API waitlist is open (so no API access yet for everyone)
API prices (for comparison: GPT-3.5-turbo $0.002 per 1k tokens):
gpt-4: 8K context window (about 13 pages of text) will cost $0.03 per 1K prompt tokens and $0.06 per 1K completion tokens.
gpt-4-32k: 32K context window (about 52 pages of text) will cost $0.06 per 1K prompt tokens and $0.12 per 1K completion tokens.
The number of parameters and size of the training data set have both not been published. So competitors are not encouraged to replicate these performance ingredients but are referred to a freely available benchmark (OpenAI Evals) that measures the real performance.
GPT-4 ranks in the 10% best of the bar exam and 0.5% best of biology olympiad.
GPT-4 can handle contexts of over 25,000 words.
GPT-4 can access images as inputs and can generate captions, classifications, and analyses. However, this image-to-text functionality is not yet publicly available.
Microsoft Bing was already using an early version of GPT-4 in the last few weeks.
An excellent overview by Greg Brockman, President and co-founder of OpenAI, can be found on youtube.
Microsoft released Visual ChatGPT on March 08, 2023, in a paper and with source code on GitHub and Hugging Face. Although this does not seem to be GPT-4-based, it demonstrates similar image capabilities via a combination of pre-existing technologies (generate/modify [text-to-image], and describe [image-to-text]).
Two days after the GPT-4 release, Microsoft announced on March 16, 2023, the integration of GPT-4 into their Office products as a feature they called Copilot. Copilot is not yet available for general use, but Microsoft plans to roll it out gradually to selected customers in the coming months.

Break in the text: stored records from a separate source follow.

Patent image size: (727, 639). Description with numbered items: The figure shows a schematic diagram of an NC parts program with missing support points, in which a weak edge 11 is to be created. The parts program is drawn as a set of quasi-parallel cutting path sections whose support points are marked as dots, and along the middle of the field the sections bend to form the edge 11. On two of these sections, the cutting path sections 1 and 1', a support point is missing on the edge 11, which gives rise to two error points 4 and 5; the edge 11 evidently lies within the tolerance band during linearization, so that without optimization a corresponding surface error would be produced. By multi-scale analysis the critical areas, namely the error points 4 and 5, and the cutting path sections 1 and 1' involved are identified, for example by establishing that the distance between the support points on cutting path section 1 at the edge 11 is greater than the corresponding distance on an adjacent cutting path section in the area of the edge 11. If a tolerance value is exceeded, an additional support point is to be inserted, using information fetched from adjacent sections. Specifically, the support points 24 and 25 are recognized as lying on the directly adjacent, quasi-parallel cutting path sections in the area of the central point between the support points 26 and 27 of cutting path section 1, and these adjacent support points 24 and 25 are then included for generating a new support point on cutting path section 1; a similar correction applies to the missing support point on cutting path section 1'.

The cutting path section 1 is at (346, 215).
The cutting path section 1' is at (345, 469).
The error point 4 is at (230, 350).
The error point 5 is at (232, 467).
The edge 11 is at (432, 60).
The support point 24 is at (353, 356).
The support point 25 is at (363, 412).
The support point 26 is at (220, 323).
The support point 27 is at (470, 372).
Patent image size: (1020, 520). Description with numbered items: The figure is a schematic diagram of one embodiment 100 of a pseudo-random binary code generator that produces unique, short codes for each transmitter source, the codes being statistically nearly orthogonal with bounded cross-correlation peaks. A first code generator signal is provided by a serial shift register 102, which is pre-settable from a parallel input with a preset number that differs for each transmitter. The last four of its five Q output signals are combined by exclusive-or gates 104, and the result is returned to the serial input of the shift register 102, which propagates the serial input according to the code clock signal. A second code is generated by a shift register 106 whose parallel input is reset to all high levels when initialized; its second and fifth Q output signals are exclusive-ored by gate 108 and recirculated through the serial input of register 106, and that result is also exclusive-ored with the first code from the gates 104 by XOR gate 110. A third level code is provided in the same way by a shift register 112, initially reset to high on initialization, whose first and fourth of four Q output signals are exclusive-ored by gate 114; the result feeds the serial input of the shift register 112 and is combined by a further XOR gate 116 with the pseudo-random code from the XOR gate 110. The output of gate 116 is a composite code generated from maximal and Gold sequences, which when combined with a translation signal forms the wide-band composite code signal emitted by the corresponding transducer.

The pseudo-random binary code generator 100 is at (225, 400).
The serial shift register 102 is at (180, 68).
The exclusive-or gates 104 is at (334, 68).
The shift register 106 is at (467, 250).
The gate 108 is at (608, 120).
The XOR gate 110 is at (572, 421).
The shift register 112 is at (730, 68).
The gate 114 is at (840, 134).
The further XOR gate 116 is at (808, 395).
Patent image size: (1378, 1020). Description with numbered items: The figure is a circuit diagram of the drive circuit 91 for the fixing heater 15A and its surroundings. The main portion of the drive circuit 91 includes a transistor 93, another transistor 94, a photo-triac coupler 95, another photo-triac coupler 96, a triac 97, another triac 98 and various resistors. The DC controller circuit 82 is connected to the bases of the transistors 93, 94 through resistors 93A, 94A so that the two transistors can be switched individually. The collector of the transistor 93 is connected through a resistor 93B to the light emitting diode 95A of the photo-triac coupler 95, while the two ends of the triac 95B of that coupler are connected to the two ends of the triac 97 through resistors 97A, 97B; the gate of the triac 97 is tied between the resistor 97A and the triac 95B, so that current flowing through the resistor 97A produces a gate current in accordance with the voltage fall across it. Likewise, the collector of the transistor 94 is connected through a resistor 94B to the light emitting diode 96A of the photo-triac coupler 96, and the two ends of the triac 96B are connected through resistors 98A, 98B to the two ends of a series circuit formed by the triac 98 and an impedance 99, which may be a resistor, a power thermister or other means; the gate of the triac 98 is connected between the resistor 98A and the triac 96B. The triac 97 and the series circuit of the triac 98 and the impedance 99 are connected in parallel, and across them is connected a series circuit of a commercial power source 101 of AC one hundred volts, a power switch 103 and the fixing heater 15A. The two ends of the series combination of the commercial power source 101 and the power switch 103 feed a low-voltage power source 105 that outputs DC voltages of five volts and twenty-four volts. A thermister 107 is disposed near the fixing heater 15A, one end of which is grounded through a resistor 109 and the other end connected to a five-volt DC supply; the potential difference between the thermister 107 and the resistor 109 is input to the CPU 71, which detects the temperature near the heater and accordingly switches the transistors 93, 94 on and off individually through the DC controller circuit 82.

On March 01, 2023, OpenAI announced the releases of APIs for ChatGPT (published on Nov 30, 2022) and the automatic speech recognition (ASR) engine Whisper for speech-to-text (STT) transcription (and translation) that was open-sourced in Sept 2022.
The ChatGPT model family is called gpt-3.5-turbo and costs just $0.002 per 1k tokens, which is 10 times cheaper than the existing GPT-3.5 models. Instead of consuming unstructured text as traditionally done by GPT, the ChatGPT models consume a sequence of messages with metadata following a new format called Chat Markup Language (ChatML). The number of tokens (tokens in prompt + tokens in response as available via response[‘usage’][‘total_tokens’]) is restricted to 4096. Notice that there is no possibility to fine-tune gpt-3.5-turbo models.

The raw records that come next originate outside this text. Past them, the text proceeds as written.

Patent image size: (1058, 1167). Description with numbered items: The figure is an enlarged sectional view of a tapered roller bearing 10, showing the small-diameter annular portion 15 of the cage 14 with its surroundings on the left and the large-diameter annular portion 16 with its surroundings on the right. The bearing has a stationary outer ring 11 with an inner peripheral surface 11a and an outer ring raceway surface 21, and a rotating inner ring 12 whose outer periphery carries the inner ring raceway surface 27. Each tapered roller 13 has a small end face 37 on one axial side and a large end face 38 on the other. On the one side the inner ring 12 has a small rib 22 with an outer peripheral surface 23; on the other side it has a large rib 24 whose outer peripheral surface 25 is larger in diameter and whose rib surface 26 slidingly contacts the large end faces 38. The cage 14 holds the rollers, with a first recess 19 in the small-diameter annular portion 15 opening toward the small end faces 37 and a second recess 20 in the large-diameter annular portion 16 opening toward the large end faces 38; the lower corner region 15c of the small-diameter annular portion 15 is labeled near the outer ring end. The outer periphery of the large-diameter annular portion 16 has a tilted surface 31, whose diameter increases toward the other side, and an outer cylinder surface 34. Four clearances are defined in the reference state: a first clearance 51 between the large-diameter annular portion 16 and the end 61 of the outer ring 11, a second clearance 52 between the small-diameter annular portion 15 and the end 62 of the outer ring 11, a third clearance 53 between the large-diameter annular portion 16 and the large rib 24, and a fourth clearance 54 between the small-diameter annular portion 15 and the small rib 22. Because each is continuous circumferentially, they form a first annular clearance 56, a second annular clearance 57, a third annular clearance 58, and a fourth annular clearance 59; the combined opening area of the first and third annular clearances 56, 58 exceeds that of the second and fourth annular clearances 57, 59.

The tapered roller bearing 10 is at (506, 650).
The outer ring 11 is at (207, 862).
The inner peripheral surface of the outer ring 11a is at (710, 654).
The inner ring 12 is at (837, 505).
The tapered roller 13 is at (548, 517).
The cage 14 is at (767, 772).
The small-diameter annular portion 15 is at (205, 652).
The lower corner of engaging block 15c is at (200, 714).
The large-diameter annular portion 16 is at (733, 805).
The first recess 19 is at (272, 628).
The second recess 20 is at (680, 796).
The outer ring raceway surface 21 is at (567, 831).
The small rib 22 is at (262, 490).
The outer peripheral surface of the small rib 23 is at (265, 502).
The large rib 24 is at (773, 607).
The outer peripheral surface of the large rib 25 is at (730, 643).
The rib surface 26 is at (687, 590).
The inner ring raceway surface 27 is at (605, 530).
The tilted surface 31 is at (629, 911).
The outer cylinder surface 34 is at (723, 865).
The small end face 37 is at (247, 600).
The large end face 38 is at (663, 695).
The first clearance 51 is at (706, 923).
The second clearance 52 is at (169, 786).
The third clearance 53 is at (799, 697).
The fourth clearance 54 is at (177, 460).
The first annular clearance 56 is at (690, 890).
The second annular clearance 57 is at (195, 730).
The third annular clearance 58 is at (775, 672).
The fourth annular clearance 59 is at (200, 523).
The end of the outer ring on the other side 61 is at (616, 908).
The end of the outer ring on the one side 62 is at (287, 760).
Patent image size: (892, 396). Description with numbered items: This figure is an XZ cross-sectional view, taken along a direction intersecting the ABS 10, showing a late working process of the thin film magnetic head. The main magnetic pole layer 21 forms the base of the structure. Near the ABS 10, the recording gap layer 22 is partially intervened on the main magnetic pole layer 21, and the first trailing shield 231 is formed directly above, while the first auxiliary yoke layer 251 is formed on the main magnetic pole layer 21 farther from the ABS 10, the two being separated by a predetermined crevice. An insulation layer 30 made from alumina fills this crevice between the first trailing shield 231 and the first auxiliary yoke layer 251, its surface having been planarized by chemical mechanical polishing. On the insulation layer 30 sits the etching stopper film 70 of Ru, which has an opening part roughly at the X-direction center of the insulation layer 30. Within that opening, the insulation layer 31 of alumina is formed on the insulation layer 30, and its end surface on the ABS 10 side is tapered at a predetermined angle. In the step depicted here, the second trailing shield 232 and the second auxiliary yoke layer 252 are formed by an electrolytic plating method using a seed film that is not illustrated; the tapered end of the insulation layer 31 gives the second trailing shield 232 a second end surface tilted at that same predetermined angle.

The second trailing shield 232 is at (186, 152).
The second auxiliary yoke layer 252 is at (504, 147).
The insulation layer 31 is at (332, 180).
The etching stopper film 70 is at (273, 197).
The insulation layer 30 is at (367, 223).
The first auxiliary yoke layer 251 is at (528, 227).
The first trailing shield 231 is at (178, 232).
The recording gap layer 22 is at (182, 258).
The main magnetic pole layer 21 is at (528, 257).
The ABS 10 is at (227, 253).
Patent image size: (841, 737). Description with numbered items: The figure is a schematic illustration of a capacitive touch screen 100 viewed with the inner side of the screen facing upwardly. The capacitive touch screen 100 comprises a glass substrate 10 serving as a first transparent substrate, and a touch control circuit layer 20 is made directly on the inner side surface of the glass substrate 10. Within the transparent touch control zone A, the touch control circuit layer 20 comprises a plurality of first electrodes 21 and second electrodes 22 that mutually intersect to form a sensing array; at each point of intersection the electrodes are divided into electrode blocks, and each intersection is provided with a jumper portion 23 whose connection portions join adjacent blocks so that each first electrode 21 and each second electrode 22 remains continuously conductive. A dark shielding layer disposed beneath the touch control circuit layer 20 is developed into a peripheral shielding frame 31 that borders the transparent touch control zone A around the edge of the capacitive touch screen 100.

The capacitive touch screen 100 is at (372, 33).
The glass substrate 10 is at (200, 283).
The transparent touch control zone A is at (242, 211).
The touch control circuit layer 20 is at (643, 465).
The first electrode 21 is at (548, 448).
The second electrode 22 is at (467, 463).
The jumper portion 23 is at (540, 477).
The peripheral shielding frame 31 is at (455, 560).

For Whisper the large-v2 model is now available through an API for a price of $0.006 per minute. The API contains endpoints for transcriptions (transcribes in source language) and translations (transcribes into English).
In addition, the possibility of dedicated instances for professional users was announced that can make economical sense beyond ~450M tokens per day.

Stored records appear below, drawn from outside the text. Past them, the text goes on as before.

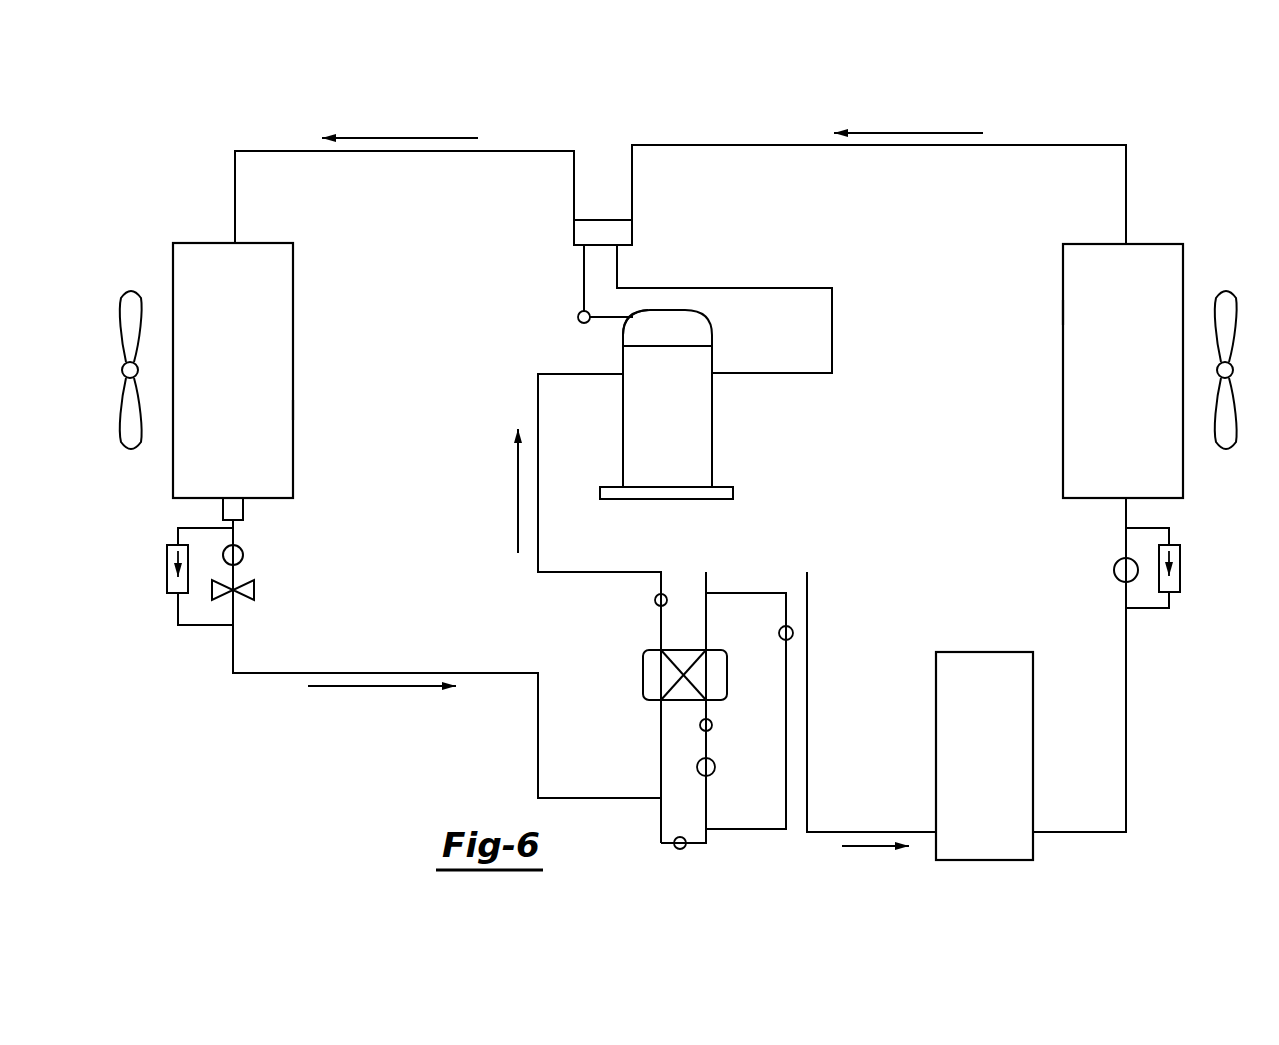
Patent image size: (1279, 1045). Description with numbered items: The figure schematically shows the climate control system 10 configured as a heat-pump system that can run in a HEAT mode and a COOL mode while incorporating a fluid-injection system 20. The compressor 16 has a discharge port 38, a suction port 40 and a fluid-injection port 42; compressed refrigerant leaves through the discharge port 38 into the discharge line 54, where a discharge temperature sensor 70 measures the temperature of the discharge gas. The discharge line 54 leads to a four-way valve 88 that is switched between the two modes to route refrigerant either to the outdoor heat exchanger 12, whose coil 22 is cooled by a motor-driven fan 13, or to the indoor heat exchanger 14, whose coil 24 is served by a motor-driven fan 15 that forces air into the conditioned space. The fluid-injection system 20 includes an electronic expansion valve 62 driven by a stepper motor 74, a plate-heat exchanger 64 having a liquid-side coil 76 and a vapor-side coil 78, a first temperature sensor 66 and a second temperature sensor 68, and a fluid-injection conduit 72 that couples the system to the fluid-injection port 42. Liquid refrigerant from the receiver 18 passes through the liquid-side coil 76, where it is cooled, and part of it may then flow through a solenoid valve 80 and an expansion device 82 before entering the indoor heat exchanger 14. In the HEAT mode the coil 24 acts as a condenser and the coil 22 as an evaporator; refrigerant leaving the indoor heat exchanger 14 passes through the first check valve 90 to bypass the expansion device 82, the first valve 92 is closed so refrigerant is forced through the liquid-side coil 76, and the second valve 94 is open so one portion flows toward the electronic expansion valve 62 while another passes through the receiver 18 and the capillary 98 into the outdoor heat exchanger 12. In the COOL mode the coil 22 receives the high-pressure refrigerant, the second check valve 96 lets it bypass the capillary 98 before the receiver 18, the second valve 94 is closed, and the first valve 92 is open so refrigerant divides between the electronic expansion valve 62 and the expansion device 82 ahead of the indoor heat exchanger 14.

The climate control system 10 is at (887, 112).
The outdoor heat exchanger 12 is at (1050, 397).
The motor-driven fan 13 is at (1235, 362).
The indoor heat exchanger 14 is at (310, 355).
The motor-driven fan 15 is at (123, 376).
The compressor 16 is at (736, 457).
The receiver 18 is at (996, 652).
The fluid-injection system 20 is at (578, 690).
The coil 22 is at (1063, 313).
The coil 24 is at (293, 410).
The discharge port 38 is at (640, 320).
The suction port 40 is at (712, 372).
The fluid-injection port 42 is at (623, 373).
The discharge line 54 is at (584, 263).
The electronic expansion valve 62 is at (714, 785).
The plate-heat exchanger 64 is at (720, 642).
The first temperature sensor 66 is at (713, 725).
The second temperature sensor 68 is at (667, 598).
The discharge temperature sensor 70 is at (580, 324).
The fluid-injection conduit 72 is at (538, 563).
The stepper motor 74 is at (716, 763).
The liquid-side coil 76 is at (708, 656).
The vapor-side coil 78 is at (662, 660).
The solenoid valve 80 is at (255, 590).
The expansion device 82 is at (244, 555).
The four-way valve 88 is at (600, 220).
The first check valve 90 is at (167, 571).
The first valve 92 is at (687, 846).
The second valve 94 is at (794, 636).
The second check valve 96 is at (1180, 568).
The expansion device or capillary 98 is at (1114, 570).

A significant change that was made in the Terms of Service and Usage Polices is that data submitted to the API is no longer used for service improvements (e.g. model training) unless an organization opts in. Before it was necessary to opt-out.
Microsoft has introduced a new language modeling approach for text-to-speech synthesis (TTS) called VALL-E. The approach uses discrete codes derived from an off-the-shelf neural audio codec model, and is trained using 60K hours of English speech, which is hundreds of times larger than existing systems, and can be used to synthesize high-quality personalized speech with only a 3-second enrolled recording of an unseen speaker as an acoustic prompt (project page, paper).
An unofficial Pytorch implementation for VALL-E is available on GitHub.